Danielle Collins: I considered a couple other schools. In high school, it came down to Florida, Georgia and Virginia. I couldn’t transfer to Georgia because Georgia was in the SEC, and I would have had to sit out a year, and I didn’t want to go there anyway. I knew the coaches here and really liked them, and I had a good relationship with them, so that was the main reason I came here. There’s so much that goes into the tennis in college and also a lot of classwork. Is it hard to balance the two?

Danielle Collins: For me it’s been really hard to balance the two. I’m trying to double major in media studies and drama, and I’m in the process of doing that right now, and I’m also trying to do really well with my tennis, so sometimes it’s kind of hard to balance, but luckily I have a good support system, good coaches, good people that are a part of our athletic staff, academic advisers that have been really helpful and are always there to help whenever needed, and so that really helps a lot. It makes things a lot easier. What do you want to do after college?

Danielle Collins: I would really like to be a sports reporter. I would really like to work for ESPN or FOX Sports or TBS one day, preferably doing college football, but I wouldn’t mind working in other sports. I like baseball, basketball, hockey – and tennis, obviously. Are you going to try to play tennis professionally, or will you focus on sports reporting after graduating?

Danielle Collins: I’m going to try to play for a little while and see how it goes. If I’m doing well with my tennis, then I’ll continue to do that, and if not, then I’ll probably try to get a job and start working. What do you enjoy most about college tennis?

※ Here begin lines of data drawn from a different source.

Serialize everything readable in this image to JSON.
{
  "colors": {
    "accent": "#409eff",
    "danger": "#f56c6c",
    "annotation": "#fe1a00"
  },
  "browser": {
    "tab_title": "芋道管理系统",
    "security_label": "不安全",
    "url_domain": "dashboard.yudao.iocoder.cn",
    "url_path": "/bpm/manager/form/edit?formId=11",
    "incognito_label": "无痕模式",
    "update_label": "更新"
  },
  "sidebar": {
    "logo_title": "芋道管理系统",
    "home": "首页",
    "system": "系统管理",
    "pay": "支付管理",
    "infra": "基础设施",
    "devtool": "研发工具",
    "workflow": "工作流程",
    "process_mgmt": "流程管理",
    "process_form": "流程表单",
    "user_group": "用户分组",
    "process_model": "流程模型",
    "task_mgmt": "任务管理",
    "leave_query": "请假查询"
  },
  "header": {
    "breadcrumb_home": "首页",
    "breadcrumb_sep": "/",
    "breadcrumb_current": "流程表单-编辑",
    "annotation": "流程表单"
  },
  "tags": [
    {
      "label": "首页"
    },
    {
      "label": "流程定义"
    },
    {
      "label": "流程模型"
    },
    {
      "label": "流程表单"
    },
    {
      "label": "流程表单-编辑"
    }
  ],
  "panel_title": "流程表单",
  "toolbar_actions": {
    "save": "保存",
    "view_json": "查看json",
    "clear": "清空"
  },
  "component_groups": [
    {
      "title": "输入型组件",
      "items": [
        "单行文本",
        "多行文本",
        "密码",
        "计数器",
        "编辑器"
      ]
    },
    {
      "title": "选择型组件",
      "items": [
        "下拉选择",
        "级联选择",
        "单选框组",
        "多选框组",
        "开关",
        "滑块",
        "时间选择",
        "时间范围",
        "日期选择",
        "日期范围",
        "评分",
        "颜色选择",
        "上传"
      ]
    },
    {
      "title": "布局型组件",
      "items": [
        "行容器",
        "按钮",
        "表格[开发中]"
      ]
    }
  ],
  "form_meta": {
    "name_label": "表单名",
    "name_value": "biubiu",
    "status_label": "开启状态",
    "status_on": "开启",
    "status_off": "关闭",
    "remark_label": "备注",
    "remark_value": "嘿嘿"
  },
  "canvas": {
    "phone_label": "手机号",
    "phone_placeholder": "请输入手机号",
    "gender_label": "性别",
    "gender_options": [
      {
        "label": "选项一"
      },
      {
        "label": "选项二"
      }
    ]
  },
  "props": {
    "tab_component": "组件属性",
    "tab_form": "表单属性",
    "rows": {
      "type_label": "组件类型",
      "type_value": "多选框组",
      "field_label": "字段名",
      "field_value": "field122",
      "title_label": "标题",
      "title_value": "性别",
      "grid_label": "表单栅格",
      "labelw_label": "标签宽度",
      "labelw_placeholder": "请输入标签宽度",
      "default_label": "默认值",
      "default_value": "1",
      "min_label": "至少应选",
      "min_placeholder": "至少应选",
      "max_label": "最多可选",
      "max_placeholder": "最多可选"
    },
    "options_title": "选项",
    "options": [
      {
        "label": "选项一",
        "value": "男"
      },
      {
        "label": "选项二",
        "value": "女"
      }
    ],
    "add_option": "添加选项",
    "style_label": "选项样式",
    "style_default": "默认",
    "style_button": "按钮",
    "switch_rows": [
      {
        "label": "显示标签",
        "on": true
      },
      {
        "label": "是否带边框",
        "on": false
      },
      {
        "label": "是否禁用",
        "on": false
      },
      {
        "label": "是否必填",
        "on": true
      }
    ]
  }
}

Danielle Collins: Probably the team camaraderie aspect. It’s really fun being on a team and having a group of great girls to work with and practice with every day and especially having the same goals and being able to share all that with each other. What advice would you give to junior players who want to play in college?

Danielle Collins: I would say to really enjoy your junior experience as much as you can because once you start playing college tennis, it’s really fun, but it’s a lot different. You have a little bit more freedom when you’re playing junior tennis and it’s a developmental stage, and I think a lot of times people put so much pressure on themselves, whether it’s them individually or their parents, for rankings, playing tournament after tournament. And so I think it’s really important to keep things in [perspective] and try to just enjoy the ride.